Угаснет ритм, сойдет на нет виток,

И смерть лишит нас милого нам сна.

(Пер. С. Анджапаридзе)

 

О том, что никакой двойственности между «легкими» и «серьезными» произведениями Сэйерс не существует, счел нужным сказать в посвященном ей надгробном слове К. С. Льюис (из-за болезни он не смог присутствовать на похоронах, и его речь зачитал епископ Джордж Белл, тот самый, который в июле 1945 г. заочно отпевал другого своего друга, Дитриха Бонхёффера, – как тут не подивиться мастерству сюжетосложения!):

 

«Ни детективные романы, ни духовные произведения не стоят в ее творчестве особняком. Она никогда не позволяла своему дару художника и мастера развлекательного жанра раствориться в даре проповедника. Даже довольно жесткое (и от того особенно замечательное) предисловие к «Человеку, рожденному на Царство», написанное под шквалом злословия, большей частью невежественного и злобного, показывает это с невероятной отчетливостью. «Многие считали, – пишет она, – что, берясь за эти пьесы, я стремилась “сделать доброе дело”. На самом деле, я и не думала ни о чем подобном, хотя заказали их мне именно из этих соображений. Я стремилась рассказать историю, насколько это в моих силах и пользуясь теми средствами, которые есть в моем распоряжении, другими словами — как можно лучше сделать мою работу. Ибо если произведение искусства дурно с художественной точки зрения, оно не может быть ни полезным, и правдивым». Пока искусство и проповедь разделены, они всегда требуют друг друга, а плохое искусство идет рука об руку с плохим богословием».

 

Всецело «посюсторонние» детективы, будучи хорошей литературой, свидетельствуют о творческом даре автора, а тем самым – и о Творце, лучше самой благочестивой, но неаккуратно составленной проповеди – вот о чем богословие Сэйерс.

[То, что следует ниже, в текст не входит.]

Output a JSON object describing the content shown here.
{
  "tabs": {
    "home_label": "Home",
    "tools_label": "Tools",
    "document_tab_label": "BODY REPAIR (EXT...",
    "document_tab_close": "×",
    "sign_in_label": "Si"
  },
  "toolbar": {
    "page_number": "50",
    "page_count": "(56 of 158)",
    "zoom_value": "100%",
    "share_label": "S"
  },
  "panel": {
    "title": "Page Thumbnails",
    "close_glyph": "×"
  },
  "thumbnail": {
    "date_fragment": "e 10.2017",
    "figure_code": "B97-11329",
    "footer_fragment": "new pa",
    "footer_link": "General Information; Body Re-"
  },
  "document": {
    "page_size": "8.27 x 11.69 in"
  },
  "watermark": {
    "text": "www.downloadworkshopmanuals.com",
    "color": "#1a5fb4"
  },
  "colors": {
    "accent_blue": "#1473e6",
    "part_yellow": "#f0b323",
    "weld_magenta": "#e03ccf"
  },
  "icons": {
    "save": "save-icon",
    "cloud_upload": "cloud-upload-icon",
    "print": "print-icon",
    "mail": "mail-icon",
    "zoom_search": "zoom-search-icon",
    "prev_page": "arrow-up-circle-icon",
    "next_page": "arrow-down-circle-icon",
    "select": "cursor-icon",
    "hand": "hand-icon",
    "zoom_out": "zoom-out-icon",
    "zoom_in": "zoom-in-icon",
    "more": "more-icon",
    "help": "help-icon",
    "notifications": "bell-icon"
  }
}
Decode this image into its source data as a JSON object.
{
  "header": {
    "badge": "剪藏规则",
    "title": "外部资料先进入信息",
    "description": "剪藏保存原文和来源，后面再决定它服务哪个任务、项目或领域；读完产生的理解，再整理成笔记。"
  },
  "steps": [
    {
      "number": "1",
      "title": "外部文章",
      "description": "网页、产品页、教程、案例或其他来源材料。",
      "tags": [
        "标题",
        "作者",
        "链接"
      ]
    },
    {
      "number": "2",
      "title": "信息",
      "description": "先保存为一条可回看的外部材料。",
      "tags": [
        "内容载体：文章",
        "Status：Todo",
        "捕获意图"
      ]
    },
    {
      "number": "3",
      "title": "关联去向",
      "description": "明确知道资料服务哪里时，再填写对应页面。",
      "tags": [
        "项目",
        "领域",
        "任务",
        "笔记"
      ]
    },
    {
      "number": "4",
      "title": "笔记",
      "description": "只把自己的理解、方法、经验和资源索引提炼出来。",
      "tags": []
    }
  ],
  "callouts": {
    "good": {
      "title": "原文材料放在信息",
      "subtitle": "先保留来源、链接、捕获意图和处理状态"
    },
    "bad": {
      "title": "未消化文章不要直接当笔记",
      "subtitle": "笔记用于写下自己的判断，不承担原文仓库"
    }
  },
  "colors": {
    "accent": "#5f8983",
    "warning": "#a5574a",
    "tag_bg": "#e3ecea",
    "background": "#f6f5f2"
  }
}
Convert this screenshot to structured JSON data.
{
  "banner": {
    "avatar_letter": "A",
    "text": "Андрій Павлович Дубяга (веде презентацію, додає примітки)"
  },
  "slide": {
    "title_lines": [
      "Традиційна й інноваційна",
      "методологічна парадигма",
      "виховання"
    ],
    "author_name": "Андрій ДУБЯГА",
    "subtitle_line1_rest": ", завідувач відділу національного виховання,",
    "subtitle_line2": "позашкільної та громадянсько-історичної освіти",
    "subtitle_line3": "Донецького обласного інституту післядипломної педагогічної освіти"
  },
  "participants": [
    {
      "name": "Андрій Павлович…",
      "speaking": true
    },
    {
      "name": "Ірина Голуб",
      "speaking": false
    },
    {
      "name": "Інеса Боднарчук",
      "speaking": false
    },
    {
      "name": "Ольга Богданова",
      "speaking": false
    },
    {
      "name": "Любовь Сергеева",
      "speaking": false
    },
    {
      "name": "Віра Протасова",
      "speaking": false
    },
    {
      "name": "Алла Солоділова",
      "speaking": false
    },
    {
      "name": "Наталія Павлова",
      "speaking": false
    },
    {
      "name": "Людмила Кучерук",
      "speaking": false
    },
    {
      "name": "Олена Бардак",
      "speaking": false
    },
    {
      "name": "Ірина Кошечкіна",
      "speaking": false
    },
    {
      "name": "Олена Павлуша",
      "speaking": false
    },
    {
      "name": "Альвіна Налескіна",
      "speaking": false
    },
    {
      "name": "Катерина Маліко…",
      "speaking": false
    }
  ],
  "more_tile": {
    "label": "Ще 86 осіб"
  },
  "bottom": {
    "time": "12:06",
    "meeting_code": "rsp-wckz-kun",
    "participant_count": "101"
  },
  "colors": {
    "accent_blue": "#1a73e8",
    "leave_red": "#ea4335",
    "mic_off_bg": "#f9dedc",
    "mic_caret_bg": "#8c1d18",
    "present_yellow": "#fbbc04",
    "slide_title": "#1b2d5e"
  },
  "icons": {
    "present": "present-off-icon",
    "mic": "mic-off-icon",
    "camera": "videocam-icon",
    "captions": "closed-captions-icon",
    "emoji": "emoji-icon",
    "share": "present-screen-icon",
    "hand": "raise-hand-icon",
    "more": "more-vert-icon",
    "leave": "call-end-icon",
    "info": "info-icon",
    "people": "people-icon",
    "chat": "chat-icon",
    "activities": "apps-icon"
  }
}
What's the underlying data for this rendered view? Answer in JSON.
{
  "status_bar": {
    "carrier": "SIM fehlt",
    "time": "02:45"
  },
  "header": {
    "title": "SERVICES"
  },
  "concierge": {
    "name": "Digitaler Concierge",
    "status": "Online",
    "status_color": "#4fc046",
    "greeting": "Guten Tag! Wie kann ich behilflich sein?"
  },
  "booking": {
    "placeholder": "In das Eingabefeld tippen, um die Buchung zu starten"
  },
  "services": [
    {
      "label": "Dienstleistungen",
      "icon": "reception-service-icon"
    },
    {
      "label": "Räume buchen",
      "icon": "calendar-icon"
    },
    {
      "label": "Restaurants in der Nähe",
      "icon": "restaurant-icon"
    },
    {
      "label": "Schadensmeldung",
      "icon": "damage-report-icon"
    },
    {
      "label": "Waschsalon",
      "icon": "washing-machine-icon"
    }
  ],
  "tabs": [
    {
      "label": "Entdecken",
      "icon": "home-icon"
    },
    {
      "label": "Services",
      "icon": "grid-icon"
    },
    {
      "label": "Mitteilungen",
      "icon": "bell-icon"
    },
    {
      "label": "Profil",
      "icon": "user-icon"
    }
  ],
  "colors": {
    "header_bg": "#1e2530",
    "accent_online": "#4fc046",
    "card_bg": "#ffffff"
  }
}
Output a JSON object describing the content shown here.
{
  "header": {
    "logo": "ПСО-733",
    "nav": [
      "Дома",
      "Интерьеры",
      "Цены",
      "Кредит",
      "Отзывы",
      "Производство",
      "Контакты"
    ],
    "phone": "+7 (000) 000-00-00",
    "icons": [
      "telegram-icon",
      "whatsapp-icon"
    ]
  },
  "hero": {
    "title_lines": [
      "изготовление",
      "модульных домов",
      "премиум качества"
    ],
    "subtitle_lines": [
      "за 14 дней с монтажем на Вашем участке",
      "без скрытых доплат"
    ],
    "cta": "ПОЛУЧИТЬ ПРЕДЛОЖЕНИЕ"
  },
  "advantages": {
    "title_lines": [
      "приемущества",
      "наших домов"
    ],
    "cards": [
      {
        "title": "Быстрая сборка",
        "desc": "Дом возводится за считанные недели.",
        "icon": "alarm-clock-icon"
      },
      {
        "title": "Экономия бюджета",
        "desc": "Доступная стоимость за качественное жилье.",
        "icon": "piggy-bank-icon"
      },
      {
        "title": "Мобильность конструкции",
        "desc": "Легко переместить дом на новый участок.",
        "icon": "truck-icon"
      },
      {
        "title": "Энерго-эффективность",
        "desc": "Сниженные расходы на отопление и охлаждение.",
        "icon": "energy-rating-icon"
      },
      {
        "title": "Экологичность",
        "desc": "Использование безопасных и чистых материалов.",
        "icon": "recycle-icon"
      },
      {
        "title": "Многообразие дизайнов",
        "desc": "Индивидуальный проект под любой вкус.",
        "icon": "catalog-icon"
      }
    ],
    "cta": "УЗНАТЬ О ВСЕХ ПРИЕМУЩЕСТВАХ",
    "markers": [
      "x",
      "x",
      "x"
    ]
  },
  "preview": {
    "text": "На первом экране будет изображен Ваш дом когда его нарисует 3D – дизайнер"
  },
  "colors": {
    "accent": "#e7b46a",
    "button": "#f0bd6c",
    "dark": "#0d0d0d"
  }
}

Особое обаяние «святой английской литературы» в общем объясняется тем же. Дело не в том, что Честертон, Льюис и Сэйерс были, среди прочего, проповедниками. Толкин, Уильямс, Вудхауз и Элиот проповедниками не были, но всецело вписываются в этот ряд.

Тут важнее другое: все они стремились к воплощению духа в том искусстве, которым владели – в литературе. Проповедь вполне может быть «добрым делом» – но далеко не всякая проповедь может стать фактом литературы, как «Поединок со Смертью» Джона Донна. Зато становясь таковым, она многократно усиливает свое действие, как положения Нагорной проповеди совершенно меняют свой вес в свете Воплощения и Воскресения.

Так и «легкая» литература, если ее автор, сумев сохранить цельность, вырос в автора мистерий и толкователя Данте, не обесценивается, а обретает возможность более глубокого прочтения.


[1] «Историческая реальность есть прежде всего реальность конкретная, а не абстрактная, и никакой другой конкретной реальности, кроме исторической, не существует и существовать не может. (…) Всё подлинно историческое имеет индивидуальный и конкретный характер. На эту землю в такой-то день вступил Иоанн Безземельный, говорит Карлейль, самый конкретный и индивидуализирующий из историков, — вот в чём история». Николай Бердяев.